Guest author Scott Gerber is founder of the Young Entrepreneur Council.
Let’s face it: acquisitions are stressful. From audits and fine print to non-competes and company culture, there are many details to navigate before either making an acquisition or being acquired. Add your competitor into the mix, and things can get complicated.
To make sure you’re making the right decision when you acquire a competitor, I asked 10 entrepreneurs from the Young Entrepreneur Council (YEC) what one piece of advice they would give an entrepreneur in this situation.
Have A Narrowly Defined Non-Compete Provision
We have helped with dozens of acquisitions, and one of the biggest issues is whether the seller will be prohibited from participating in competing ventures. If you are looking to acquire a competitor, pay particular attention not only to the duration and geographic scope of the non-compete restrictions, but also the definition of a “competing venture.”
The very last thing you want to do is to provide the jet fuel for your competitor’s next venture, particularly if that new venture will hurt the business you just acquired.
Don’t Be Afraid To Listen
I have only acquired one competitor in the past. When I approached the subject with them, we sat down at a table. I asked him if he’d be interested in selling and just listened. I literally asked 2-3 questions in 2-3 hours. I just listened and he told me everything I needed to know to be able to get the best price possible.
Being able to sit and listen is hard. Ask a question and wait for their answer. Don’t be afraid of silence. After I asked that question, he took almost 2 minutes to answer (silence). I learned some things that I would have never known had I been asking tons of questions.
Do Your Due Diligence
Assuming that you’re already in tentative agreement, make sure that you have a very good understanding of the competitor’s financial position (accounting records should be prepared in accordance with GAAP), tangible and intangible assets, corporate governance, contracts covering business partnerships, legal records and founder agreements, plus HR documentation.

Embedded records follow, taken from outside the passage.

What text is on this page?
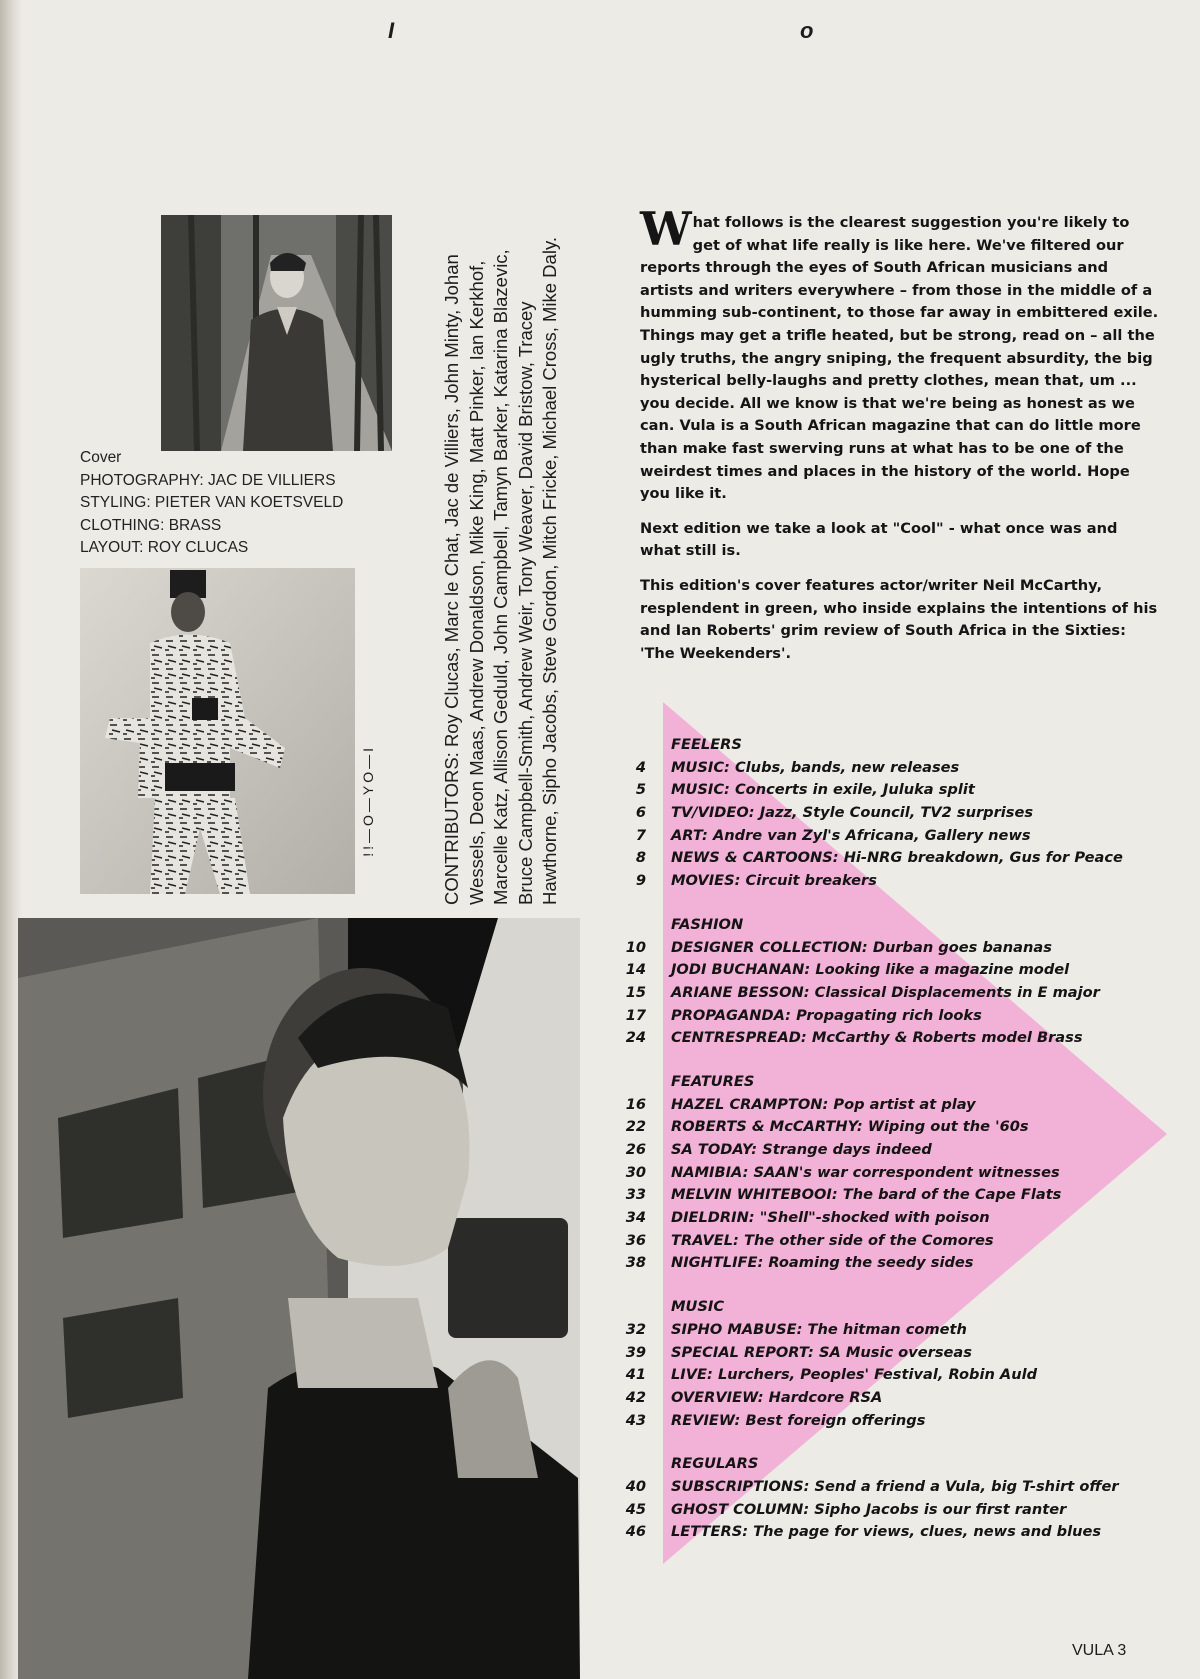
I	o
Cover
PHOTOGRAPHY: JAC DE VILLIERS
STYLING: PIETER VAN KOETSVELD
CLOTHING: BRASS
LAYOUT: ROY CLUCAS
!!—O—YO—I	CONTRIBUTORS: Roy Clucas, Marc le Chat, Jac de Villiers, John Minty, Johan Wessels, Deon Maas, Andrew Donaldson, Mike King, Matt Pinker, Ian Kerkhof, Marcelle Katz, Allison Geduld, John Campbell, Tamyn Barker, Katarina Blazevic, Bruce Campbell-Smith, Andrew Weir, Tony Weaver, David Bristow, Tracey Hawthorne, Sipho Jacobs, Steve Gordon, Mitch Fricke, Michael Cross, Mike Daly.

What follows is the clearest suggestion you're likely to get of what life really is like here. We've filtered our reports through the eyes of South African musicians and artists and writers everywhere – from those in the middle of a humming sub-continent, to those far away in embittered exile. Things may get a trifle heated, but be strong, read on – all the ugly truths, the angry sniping, the frequent absurdity, the big hysterical belly-laughs and pretty clothes, mean that, um ... you decide. All we know is that we're being as honest as we can. Vula is a South African magazine that can do little more than make fast swerving runs at what has to be one of the weirdest times and places in the history of the world. Hope you like it.

Next edition we take a look at "Cool" - what once was and what still is.

This edition's cover features actor/writer Neil McCarthy, resplendent in green, who inside explains the intentions of his and Ian Roberts' grim review of South Africa in the Sixties: 'The Weekenders'.

FEELERS
4	MUSIC:
Clubs, bands, new releases
5	MUSIC:
Concerts in exile, Juluka split
6	TV/VIDEO:
Jazz, Style Council, TV2 surprises
7	ART:
Andre van Zyl's Africana, Gallery news
8	NEWS & CARTOONS:
Hi-NRG breakdown, Gus for Peace
9	MOVIES:
Circuit breakers
FASHION
10	DESIGNER COLLECTION:
Durban goes bananas
14	JODI BUCHANAN:
Looking like a magazine model
15	ARIANE BESSON:
Classical Displacements in E major
17	PROPAGANDA:
Propagating rich looks
24	CENTRESPREAD:
McCarthy & Roberts model Brass
FEATURES
16	HAZEL CRAMPTON:
Pop artist at play
22	ROBERTS & McCARTHY:
Wiping out the '60s
26	SA TODAY:
Strange days indeed
30	NAMIBIA:
SAAN's war correspondent witnesses
33	MELVIN WHITEBOOI:
The bard of the Cape Flats
34	DIELDRIN:
"Shell"-shocked with poison
36	TRAVEL:
The other side of the Comores
38	NIGHTLIFE:
Roaming the seedy sides
MUSIC
32	SIPHO MABUSE:
The hitman cometh
39	SPECIAL REPORT:
SA Music overseas
41	LIVE:
Lurchers, Peoples' Festival, Robin Auld
42	OVERVIEW:
Hardcore RSA
43	REVIEW:
Best foreign offerings
REGULARS
40	SUBSCRIPTIONS:
Send a friend a Vula, big T-shirt offer
45	GHOST COLUMN:
Sipho Jacobs is our first ranter
46	LETTERS:
The page for views, clues, news and blues
VULA 3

—David Ehrenberg, Early Growth Financial Services
Do A Technology Audit
Before acquiring a competitor, or any company for that matter, make sure to do a comprehensive technology audit to make sure that the technical know-how and assets will indeed be transferrable and easy to integrate with your existing technology. This audit usually comes as part of a due diligence process after you sign preliminary paperwork, so make sure to really dive into the details and ask all the technical questions upfront so there is no ambiguity over the value it will bring after the acquisition is complete.
Ask Yourself, “Will It Help My User Base?”
Your revenue comes from your users, period. Does acquiring the competitor whose business you’re considering buying actually help them? Does it deliver value to them? The last thing you want to do is alienate or confuse your existing client base.
In a related vein, ask yourself if the competitor’s users will be loyal to your company, or if you’ll lose them as well. You can always build up the flow of business again, but an acquisition that makes you lose months or years of accumulated goodwill from your existing and new customer base might have a much higher cost than just the money you pay for the other company.
Consider All Of The Details
You need to evaluate the pros and cons of the acquisition. You also need to assess how many acquisitions in your space have been successful and added real value to the company’s bottom line.
There are several factors to consider: corporate cultures, technology platforms, integration process and timeline. Why am I considering this specific acquisition and is this something that I can do cheaper and easier in-house?
You also need to consider employee attrition (both physical and mental). Even if acquired employees are subject to lock-up agreements and contracts, this does not preclude them from mentally checking out.
Trust Your Advisors
Acquiring a competitor is sexy. You immediately become the big fish. Because it’s such an exciting time, the details of the deal often are ignored. Getting the opinions of outsiders and looking at the facts can help temper your emotions. Trust your advisors, and do twice the due diligence you think is necessary.
Look At The Motives
Determine the real reason the company is for sale. That might be that the founder made so much money that he wants to retire and spend time with his family, but often that is not the case. People sugarcoat the facts, and it’s often not until too late that you discover a fatal flaw. A customer list alone is not reason enough to acquire, whereas trade secrets, IP and exceptional talent are.
Stick to the Cold Hard Facts
Entrepreneurs are very sensitive about their business. They may not necessarily lie, but they will always tell the best version of the truth. Do not listen to stories or relationships, and stick to the cold hard facts.
Make sure to have a third-party independent auditor go through the books. Meet with employees to get a good feel for the operation. Do not have confirmation bias and believe what you are told without the facts to verify.
Look For A Good Culture Fit
Make sure there is a culture fit and that everyone is on the same page. Even if you acquire the company for its product or its customers, the success of the acquisition will ultimately come down to how well the two teams merge together. Before making any final agreements, talk about what the future will look like, get both executive teams on board with the vision and make sure this attitude trickles down to all employees.